Crise sécuritaire au Tchad : l’État peine à stopper les violences entre éleveurs et agriculteurs
Au Tchad, les autorités font face à une incapacité flagrante à protéger les populations civiles lors des affrontements entre agriculteurs et éleveurs. Les victimes se voient privées de leur droit fondamental à la justice, à la vérité et à une réparation équitable.
Une analyse approfondie des tensions récentes documente sept crises majeures survenues dans quatre provinces entre 2022 et 2024. Ces heurts, souvent exacerbés par les dérèglements climatiques, ont causé la mort de 98 personnes et fait plus d’une centaine de blessés, laissant de nombreuses familles sans abri. À l’échelle nationale, les Nations unies estiment que ces violences cycliques touchent désormais des milliers d’individus.
Le constat est alarmant : face à la multiplication des tragédies, la réponse sécuritaire reste souvent tardive. L’absence de poursuites judiciaires contre les auteurs de pillages et d’homicides renforce un climat d’impunité délétère. Cette situation fragilise la cohésion sociale au sein d’un Sahel politique déjà sous haute tension.
Le poids du climat sur les tensions communautaires
Les drames se succèdent et se ressemblent. En août 2019, le village de Sandana, dans le Moyen-Chari, a été le théâtre de violences après l’intrusion de bétail dans une zone de culture, entraînant sept décès. En février 2022, une nouvelle attaque dans la même localité a coûté la vie à 13 autres personnes.
D’autres zones, comme Pala Koudja dans le Logone Occidental, subissent également cette violence. En août 2024, des altercations liées au passage de troupeaux ont provoqué trois morts. Dans la foulée, des incendies criminels ont détruit plus d’une cinquantaine d’habitations durant la nuit.
Ces conflits sont alimentés par une pression démographique croissante et les effets visibles du changement climatique. La raréfaction des ressources naturelles intensifie la concurrence pour l’accès aux terres et à l’eau, redéfinissant les enjeux de la souveraineté Sahel au niveau local.
L’aggravation des conditions climatiques ne fera qu’accentuer ces heurts. Il est impératif de mettre en place des solutions pérennes respectant les droits humains pour stabiliser la région.
La montée des températures pousse les éleveurs du centre du Tchad vers les terres plus fertiles du sud. Parallèlement, les agriculteurs étendent leurs surfaces cultivables, ce qui réduit les couloirs de transhumance traditionnels et multiplie les risques de friction.
Un sentiment d’abandon chez les populations locales
Malgré une augmentation des budgets alloués à la sécurité publique, la réactivité de l’État reste critiquée. Des responsables officiels ont eux-mêmes admis des délais d’intervention problématiques lors d’attaques de villages. Dans le Logone Oriental, des chefs communautaires signalent des problèmes récurrents depuis 2014 sans obtenir de réponse concrète de l’administration locale.

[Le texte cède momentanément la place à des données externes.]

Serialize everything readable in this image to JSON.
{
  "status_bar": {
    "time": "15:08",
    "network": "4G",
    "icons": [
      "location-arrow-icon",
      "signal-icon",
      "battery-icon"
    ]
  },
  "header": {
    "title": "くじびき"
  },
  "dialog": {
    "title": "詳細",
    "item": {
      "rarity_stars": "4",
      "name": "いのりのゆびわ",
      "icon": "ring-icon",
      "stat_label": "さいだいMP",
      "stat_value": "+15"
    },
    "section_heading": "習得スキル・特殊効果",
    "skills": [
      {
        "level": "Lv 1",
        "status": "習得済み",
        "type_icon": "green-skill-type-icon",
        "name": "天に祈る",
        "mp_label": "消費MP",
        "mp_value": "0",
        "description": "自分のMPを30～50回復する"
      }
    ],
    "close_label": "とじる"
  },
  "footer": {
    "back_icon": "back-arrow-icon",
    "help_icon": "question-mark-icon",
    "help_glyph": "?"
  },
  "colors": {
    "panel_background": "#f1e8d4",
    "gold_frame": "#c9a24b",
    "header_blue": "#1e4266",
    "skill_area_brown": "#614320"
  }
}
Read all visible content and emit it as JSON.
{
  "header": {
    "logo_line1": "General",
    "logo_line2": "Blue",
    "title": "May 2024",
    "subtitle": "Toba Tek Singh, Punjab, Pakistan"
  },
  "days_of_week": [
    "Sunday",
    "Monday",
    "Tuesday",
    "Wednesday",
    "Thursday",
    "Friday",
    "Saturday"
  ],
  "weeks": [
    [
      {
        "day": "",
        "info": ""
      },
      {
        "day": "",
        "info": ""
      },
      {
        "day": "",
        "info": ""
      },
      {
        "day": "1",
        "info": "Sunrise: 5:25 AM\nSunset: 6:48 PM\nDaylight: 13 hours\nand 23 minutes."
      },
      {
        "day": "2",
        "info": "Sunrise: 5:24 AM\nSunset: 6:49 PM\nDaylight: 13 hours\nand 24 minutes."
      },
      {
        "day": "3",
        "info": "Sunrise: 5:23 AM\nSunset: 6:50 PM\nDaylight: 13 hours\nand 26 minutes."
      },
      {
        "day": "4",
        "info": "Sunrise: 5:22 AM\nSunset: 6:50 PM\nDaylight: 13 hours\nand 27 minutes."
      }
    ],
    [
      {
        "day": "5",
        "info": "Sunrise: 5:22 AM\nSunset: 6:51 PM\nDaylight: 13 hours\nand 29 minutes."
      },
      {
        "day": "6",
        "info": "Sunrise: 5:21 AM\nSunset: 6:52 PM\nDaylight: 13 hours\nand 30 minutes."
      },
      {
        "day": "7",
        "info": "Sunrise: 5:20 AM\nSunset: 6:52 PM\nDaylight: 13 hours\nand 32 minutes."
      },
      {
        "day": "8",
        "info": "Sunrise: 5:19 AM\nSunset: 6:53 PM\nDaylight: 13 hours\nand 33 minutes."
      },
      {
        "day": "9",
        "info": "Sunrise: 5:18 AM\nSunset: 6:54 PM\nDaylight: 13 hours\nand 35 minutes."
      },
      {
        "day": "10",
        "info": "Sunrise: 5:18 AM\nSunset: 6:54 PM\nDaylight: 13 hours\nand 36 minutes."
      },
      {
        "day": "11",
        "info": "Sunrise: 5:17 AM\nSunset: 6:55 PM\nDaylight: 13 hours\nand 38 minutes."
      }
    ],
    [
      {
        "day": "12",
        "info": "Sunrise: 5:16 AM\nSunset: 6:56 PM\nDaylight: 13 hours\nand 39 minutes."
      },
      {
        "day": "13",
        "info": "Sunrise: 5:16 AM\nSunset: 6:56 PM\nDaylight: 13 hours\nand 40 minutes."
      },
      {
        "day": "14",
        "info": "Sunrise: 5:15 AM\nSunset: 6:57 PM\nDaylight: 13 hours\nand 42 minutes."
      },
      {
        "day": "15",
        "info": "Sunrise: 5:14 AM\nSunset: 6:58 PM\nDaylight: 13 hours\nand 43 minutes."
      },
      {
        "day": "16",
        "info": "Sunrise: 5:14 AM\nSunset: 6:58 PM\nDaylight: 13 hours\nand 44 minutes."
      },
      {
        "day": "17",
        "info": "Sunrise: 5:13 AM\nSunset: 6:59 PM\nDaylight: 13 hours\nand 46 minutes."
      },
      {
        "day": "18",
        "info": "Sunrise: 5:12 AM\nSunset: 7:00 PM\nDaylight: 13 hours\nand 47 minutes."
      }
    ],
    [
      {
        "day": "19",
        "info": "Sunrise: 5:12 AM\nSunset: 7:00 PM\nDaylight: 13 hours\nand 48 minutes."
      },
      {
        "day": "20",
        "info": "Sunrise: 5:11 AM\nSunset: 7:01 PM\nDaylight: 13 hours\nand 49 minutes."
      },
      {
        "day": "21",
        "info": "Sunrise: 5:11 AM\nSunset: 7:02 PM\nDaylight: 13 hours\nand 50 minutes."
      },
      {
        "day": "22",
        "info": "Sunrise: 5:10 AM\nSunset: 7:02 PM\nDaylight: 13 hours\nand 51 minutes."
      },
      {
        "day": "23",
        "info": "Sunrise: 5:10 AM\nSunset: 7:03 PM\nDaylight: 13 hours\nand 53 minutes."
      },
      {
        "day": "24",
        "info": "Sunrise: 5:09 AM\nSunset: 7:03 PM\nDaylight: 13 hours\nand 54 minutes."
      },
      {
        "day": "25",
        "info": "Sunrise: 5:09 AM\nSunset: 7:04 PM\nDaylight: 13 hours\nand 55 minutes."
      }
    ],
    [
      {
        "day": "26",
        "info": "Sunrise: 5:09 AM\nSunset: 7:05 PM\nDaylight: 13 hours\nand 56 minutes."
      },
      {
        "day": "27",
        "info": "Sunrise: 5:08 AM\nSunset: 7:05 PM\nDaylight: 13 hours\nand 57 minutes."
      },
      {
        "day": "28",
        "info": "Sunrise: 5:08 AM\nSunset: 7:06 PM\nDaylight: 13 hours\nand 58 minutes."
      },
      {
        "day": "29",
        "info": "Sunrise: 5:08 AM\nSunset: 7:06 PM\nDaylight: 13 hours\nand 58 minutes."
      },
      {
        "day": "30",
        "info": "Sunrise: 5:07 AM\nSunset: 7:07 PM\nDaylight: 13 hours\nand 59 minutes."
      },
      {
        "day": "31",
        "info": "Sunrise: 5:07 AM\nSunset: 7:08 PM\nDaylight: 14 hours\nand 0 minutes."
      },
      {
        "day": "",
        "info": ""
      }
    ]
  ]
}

En 2023, après une attaque ayant fait 18 morts, des villageois ont manifesté leur colère en déposant les dépouilles sur la chaussée pour interpeller les autorités. Le manque de neutralité de certains administrateurs, parfois propriétaires de bétail eux-mêmes, complique la résolution impartiale des litiges.

Vers une réforme de la gestion des conflits ruraux
L’impunité demeure le principal obstacle à la paix. Sur les sept vagues de violences majeures étudiées, moins de la moitié ont mené à des procès. Bien que 37 condamnations aient été prononcées, le chemin vers une justice systématique est encore long.
Le Tchad a l’obligation internationale de garantir la sécurité et l’accès au droit pour tous ses citoyens. Pour briser ce cycle, plusieurs leviers doivent être activés :
- Renforcement de la présence des forces de l’ordre dans les zones sensibles.
- Lancement d’une politique de désarmement efficace.
- Clarification du cadre juridique entourant la transhumance.
- Redynamisation des comités de médiation entre communautés.
Ces mesures s’inscrivent dans une nécessité globale de s’adapter aux mutations climatiques pour éviter que la terre ne devienne un champ de bataille permanent.